Two excellent character performers surface in villainous roles. They are Dan Duryea, who starred in the successful Lang film noir epics "The Woman in the Window" (1944) and "Scarlet Street" (1945) opposite Joan Bennett and Edward G. Robinson, and Alan Napier, one of Britain's leading stage performers, who was a student at the prestigious London-based Royal Academy of Dramatic Art at the same time as John Gielgud and Robert Morley.

Read Best Reviews of Ministry of Fear (Criterion Collection) (1944) Here

Maybe Graham Greene didn't like this movie, but he was like every other author and thought his every word was gold. The movie skips all the dreary insane asylum scenes but one, and goes straight to the heart of things, in the county fair, or fete, a concept which people in the USA probably were saying, "What did he say? Fate?" No, it's a fete, and Milland walks in directly after having been let out of the asylym, hearing the music at the train station while buying a ticket out of Ledbridge. He asks the station agent, "Where's the music coming from?" and when told it's the fete, he asks if he could leave his clothes and suitcases on a little bench outside the station while he investigated, had a little unnocent fun after being cooped up for 2 years having killed his poor wife in a Dr. Death sort of provide-me-with-poison-please-darling murder case. In Graham Greene's novel, of course, the hero was headed for a brothel, not a funfair, but the movies of the 1940s had to sanitize things a bit.

Watching this scene, with the ticket agent saying, Oh sure, just leave all your earthly belongings on this bench, nobody will take them, we just gazed in astonishment. Those were different times! They may have had blitz bombings and Nazi spy rings and people pretending to be blind just to make off with your cake, but at least you could leave your bags on a bench and no one would steal them. In general, MINISTRY OF FEAR is an appealing blend of pastoral, not to say candy box innocence, with a moral squalor best conveyed by the decadent beauty of the male leads: Dan Duryea's Dorian Gray smirk, Ray Milland's poetic, nearly Rimbaud charm and effervescence, as though he were waiting for Jean Cocteau to take him out for some opium; and then the German stud suavity of Carl Esmond, who plays Willy, the head of the charity "Mothers of the Free Nations," the brother of the woman Milland comes to love.

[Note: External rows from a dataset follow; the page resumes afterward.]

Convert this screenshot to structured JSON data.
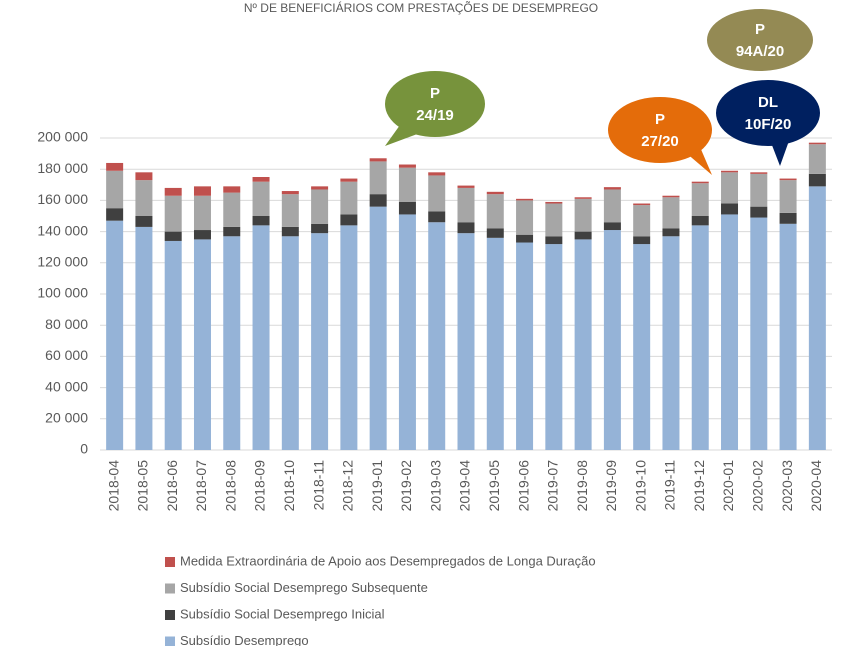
{
  "chart_data": {
    "type": "stacked-bar",
    "title": "Nº DE BENEFICIÁRIOS COM PRESTAÇÕES DE DESEMPREGO",
    "categories": [
      "2018-04",
      "2018-05",
      "2018-06",
      "2018-07",
      "2018-08",
      "2018-09",
      "2018-10",
      "2018-11",
      "2018-12",
      "2019-01",
      "2019-02",
      "2019-03",
      "2019-04",
      "2019-05",
      "2019-06",
      "2019-07",
      "2019-08",
      "2019-09",
      "2019-10",
      "2019-11",
      "2019-12",
      "2020-01",
      "2020-02",
      "2020-03",
      "2020-04"
    ],
    "series": [
      {
        "name": "Subsídio Desemprego",
        "color": "#95b3d7",
        "values": [
          147000,
          143000,
          134000,
          135000,
          137000,
          144000,
          137000,
          139000,
          144000,
          156000,
          151000,
          146000,
          139000,
          136000,
          133000,
          132000,
          135000,
          141000,
          132000,
          137000,
          144000,
          151000,
          149000,
          145000,
          169000
        ]
      },
      {
        "name": "Subsídio Social Desemprego Inicial",
        "color": "#404040",
        "values": [
          8000,
          7000,
          6000,
          6000,
          6000,
          6000,
          6000,
          6000,
          7000,
          8000,
          8000,
          7000,
          7000,
          6000,
          5000,
          5000,
          5000,
          5000,
          5000,
          5000,
          6000,
          7000,
          7000,
          7000,
          8000
        ]
      },
      {
        "name": "Subsídio Social Desemprego Subsequente",
        "color": "#a6a6a6",
        "values": [
          24000,
          23000,
          23000,
          22000,
          22000,
          22000,
          21000,
          22000,
          21000,
          21000,
          22000,
          23000,
          22000,
          22000,
          22000,
          21000,
          21000,
          21000,
          20000,
          20000,
          21000,
          20000,
          21000,
          21000,
          19000
        ]
      },
      {
        "name": "Medida Extraordinária de Apoio aos Desempregados de Longa Duração",
        "color": "#c0504d",
        "values": [
          5000,
          5000,
          5000,
          6000,
          4000,
          3000,
          2000,
          2000,
          2000,
          2000,
          2000,
          2000,
          1500,
          1500,
          1000,
          1000,
          1000,
          1500,
          1000,
          1000,
          1000,
          1000,
          1000,
          1000,
          1000
        ]
      }
    ],
    "ylim": [
      0,
      200000
    ],
    "yticks": [
      0,
      {
        "value": 20000,
        "label": "20 000"
      },
      {
        "value": 40000,
        "label": "40 000"
      },
      {
        "value": 60000,
        "label": "60 000"
      },
      {
        "value": 80000,
        "label": "80 000"
      },
      {
        "value": 100000,
        "label": "100 000"
      },
      {
        "value": 120000,
        "label": "120 000"
      },
      {
        "value": 140000,
        "label": "140 000"
      },
      {
        "value": 160000,
        "label": "160 000"
      },
      {
        "value": 180000,
        "label": "180 000"
      },
      {
        "value": 200000,
        "label": "200 000"
      }
    ],
    "grid": true,
    "annotations": [
      {
        "lines": [
          "P",
          "24/19"
        ],
        "color": "#77933c"
      },
      {
        "lines": [
          "P",
          "27/20"
        ],
        "color": "#e46c0a"
      },
      {
        "lines": [
          "P",
          "94A/20"
        ],
        "color": "#948a54"
      },
      {
        "lines": [
          "DL",
          "10F/20"
        ],
        "color": "#002060"
      }
    ]
  }
}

Other points of interest include the fabulous apartment of Madame Belaine. Never seen anything like it. A painter herself apparently, she has a fantastic collection of Surrealist art and primitive masks of African peoples. Even her doorbell is a work of art. I can't even describe it, but where most people have a doorbell she got Picasso to paint her door to conceal the bell as the nostril to one of his cubist style multi-eyed profiles of a beautiful woman, I guess herself. When Milland presses the bell I thought the whole of London would blow up. It is extraordinary set design, hallucinatory like the best of Busby Berkeley.

And the low point has to be Marjorie Reynolds' Austrian accent. Weren't there any other actresses working at Paramount who could have at any rate dubbed it in for her? After awhile, though, I gave up hooting at it and indeed developed a fondness for her. She kept slugging at it, as though eventually in twenty years she might get it right. She had courage, and that's really all you need in the movies.

Want Ministry of Fear (Criterion Collection) (1944) Discount?

Once again Amazon have placed 14 reviews some more than 10 years old, of the FILM, not the DVD which doesn't come out til March 2013. I am not knocking the excellent reviews they really are good, but they would be more use if they related to the actual DVD. Oh, Yes, I love the film, but might wait to see what remarks are made about the quality of the DVD which usually influences any purchase I make.